Doctoral Candidate WRHA/ UM Winnipeg, Manitoba, Canada
Background: Early mobility after cardiac surgery (CS) in the intensive care unit (ICU) improves patient outcomes, yet implementation remains inconsistent. To inform interventions to increase adoption, this study sought to explore clinicians’ perspectives on the definition of early mobility in the CS ICU and describe perceived barriers and facilitators to implementation.

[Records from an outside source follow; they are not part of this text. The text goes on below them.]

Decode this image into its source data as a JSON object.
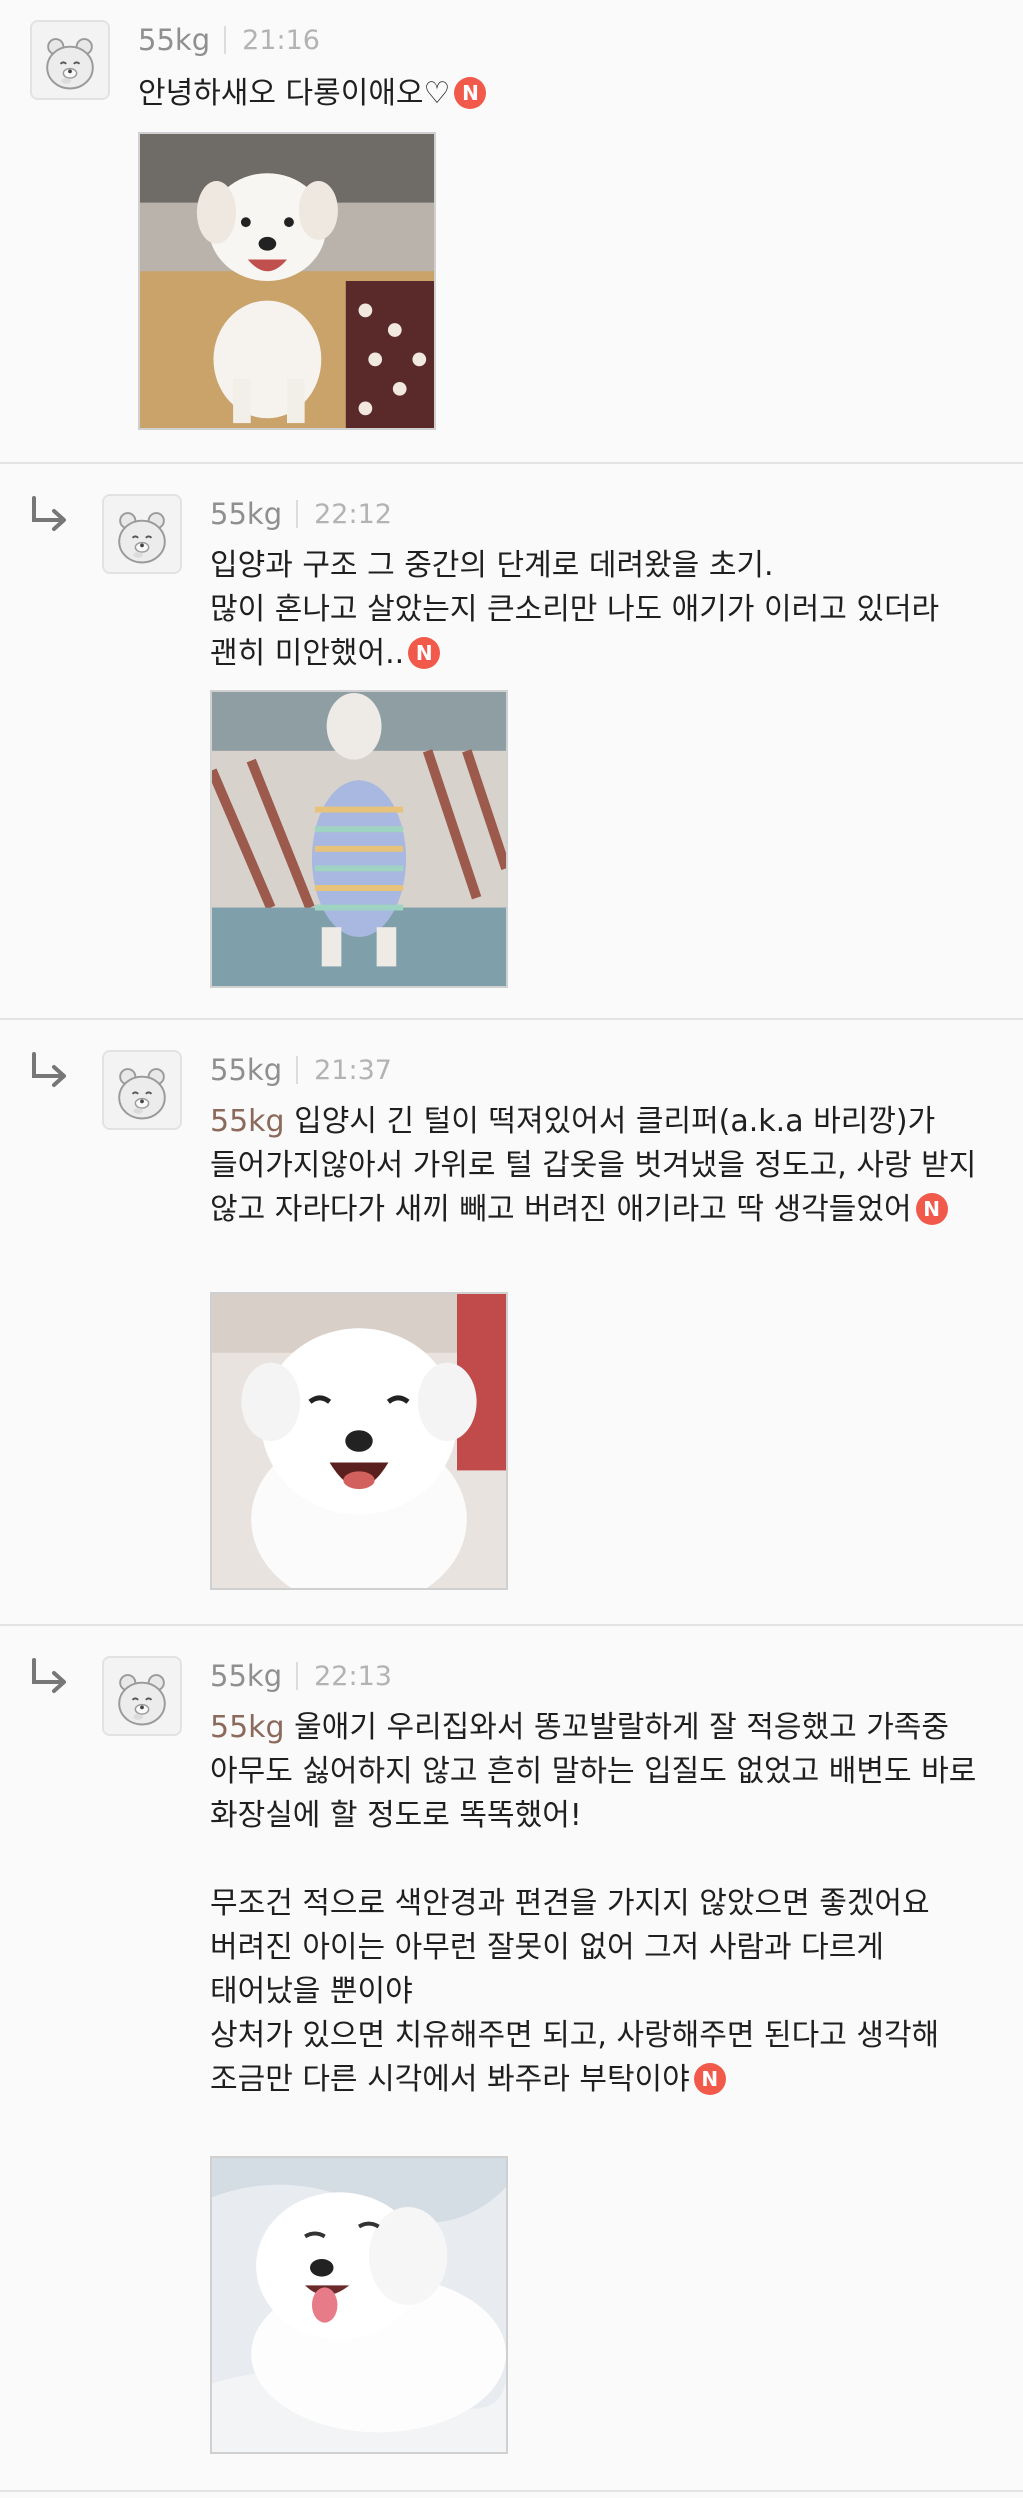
{
  "comments": [
    {
      "author": "55kg",
      "time": "21:16",
      "is_reply": false,
      "mention": "",
      "text": "안녕하새오 다롱이애오♡",
      "badge": "N",
      "photo_icon": "dog-photo-sitting-on-bed"
    },
    {
      "author": "55kg",
      "time": "22:12",
      "is_reply": true,
      "mention": "",
      "text": "입양과 구조 그 중간의 단계로 데려왔을 초기.\n많이 혼나고 살았는지 큰소리만 나도 애기가 이러고 있더라 괜히 미안했어..",
      "badge": "N",
      "photo_icon": "dog-photo-standing-in-sweater"
    },
    {
      "author": "55kg",
      "time": "21:37",
      "is_reply": true,
      "mention": "55kg",
      "text": " 입양시 긴 털이 떡져있어서 클리퍼(a.k.a 바리깡)가 들어가지않아서 가위로 털 갑옷을 벗겨냈을 정도고, 사랑 받지 않고 자라다가 새끼 빼고 버려진 애기라고 딱 생각들었어",
      "badge": "N",
      "photo_icon": "dog-photo-smiling-closeup"
    },
    {
      "author": "55kg",
      "time": "22:13",
      "is_reply": true,
      "mention": "55kg",
      "text": " 울애기 우리집와서 똥꼬발랄하게 잘 적응했고 가족중 아무도 싫어하지 않고 흔히 말하는 입질도 없었고 배변도 바로 화장실에 할 정도로 똑똑했어!\n\n무조건 적으로 색안경과 편견을 가지지 않았으면 좋겠어요\n버려진 아이는 아무런 잘못이 없어 그저 사람과 다르게 태어났을 뿐이야\n상처가 있으면 치유해주면 되고, 사랑해주면 된다고 생각해\n조금만 다른 시각에서 봐주라 부탁이야",
      "badge": "N",
      "photo_icon": "dog-photo-lying-tongue-out"
    }
  ]
}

METHODS AND RESULTS: This qualitative study was guided by interpretive description. A total of 26 clinicians, including nurses, physicians, healthcare aides, respiratory therapists, and physiotherapists, participated. 19 of the participants identified as female. The median age of the participants was 39.5 years. The median years of experience in the CS ICU was 7.5 years. The nine focus groups and four individual interviews were audio-recorded, transcribed verbatim, and analyzed using thematic analysis. Three themes and 13 categories were created from the data: (1) Incongruent Operationalization and Conceptualization across micro (clinician), meso (unit), and macro (hospital) levels, (2) Uncertainty, and (3) Inconsistency in Mobilization Practices. Themes were rooted in ambiguous definitions of "early" and "mobility," discrepancies between conceptualization and implementation of timing, varied interpretations of success, and perceived safety concerns. The themes and categories can be seen in the Figure. In addition, 15 barriers and 16 facilitators were identified. These were categorized into incongruent operationalization and conceptualization, patient-, clinician-, and unit-specific factors. See the Table for details on the barriers and facilitators.
Conclusion: Refining clinician-informed protocols with input from those who provide care can strengthen early mobility implementation. Addressing perceived barriers and increasing facilitators in both conceptualization and operationalization can reduce clinician uncertainty and promote more consistent, effective early mobility practices.